Price vs. Numeric Features (Scatter Plot)
- Goal: Investigate how continuous numerical variables like Ram (or extracted CPU clock speed, Weight) correlate with Price.
- Axes: Set Ram , CPU or Weight (numerical) on the X-axis and Price on the Y-axis.
- Overplotting: Apply semi-transparency to handle overlapping points, and overlay a shaded region or density contours using ggdensityor something else to observe where the bulk of the market lies.
Price vs. Categorical Features (Distribution Plot)
- Goal: Observe the price variance across discrete categories like Company (Brand) and TypeName (Laptop Type).
- Refinement (Violine over Boxplot): Instead of a simple bar chart or box plot, request a Violine Plot for each brand/type to show the full probability density and multi-modality of prices.
Price Distribution Overlap (Ridgeline Plot)

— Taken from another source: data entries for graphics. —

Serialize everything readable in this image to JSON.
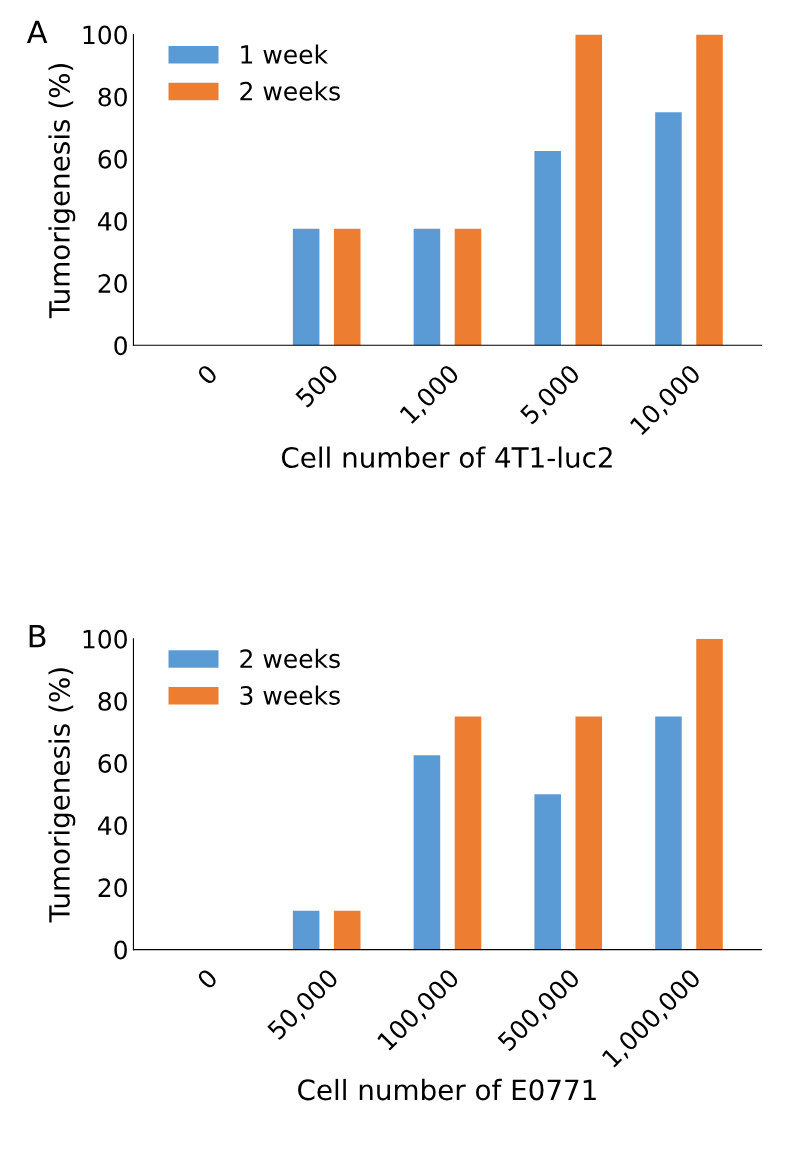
{
  "chart_data": [
    {
      "type": "bar",
      "title": "A",
      "xlabel": "Cell number of 4T1-luc2",
      "ylabel": "Tumorigenesis (%)",
      "categories": [
        "0",
        "500",
        "1,000",
        "5,000",
        "10,000"
      ],
      "series": [
        {
          "name": "1 week",
          "color": "#5b9bd5",
          "values": [
            0,
            37.5,
            37.5,
            62.5,
            75
          ]
        },
        {
          "name": "2 weeks",
          "color": "#ed7d31",
          "values": [
            0,
            37.5,
            37.5,
            100,
            100
          ]
        }
      ],
      "ylim": [
        0,
        100
      ],
      "yticks": [
        0,
        20,
        40,
        60,
        80,
        100
      ],
      "grid": false,
      "legend": "top left"
    },
    {
      "type": "bar",
      "title": "B",
      "xlabel": "Cell number of E0771",
      "ylabel": "Tumorigenesis (%)",
      "categories": [
        "0",
        "50,000",
        "100,000",
        "500,000",
        "1,000,000"
      ],
      "series": [
        {
          "name": "2 weeks",
          "color": "#5b9bd5",
          "values": [
            0,
            12.5,
            62.5,
            50,
            75
          ]
        },
        {
          "name": "3 weeks",
          "color": "#ed7d31",
          "values": [
            0,
            12.5,
            75,
            75,
            100
          ]
        }
      ],
      "ylim": [
        0,
        100
      ],
      "yticks": [
        0,
        20,
        40,
        60,
        80,
        100
      ],
      "grid": false,
      "legend": "top left"
    }
  ]
}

- Goal: Compare the overall price profile across the most common laptop types (Notebook, Ultrabook, Gaming).
- Specification: Plot a baseline price histogram for the entire dataset, and overlay a Ridgeline Plot split by TypeName right on top, allowing an immediate visual comparison of price peaks between standard notebooks and premium segments.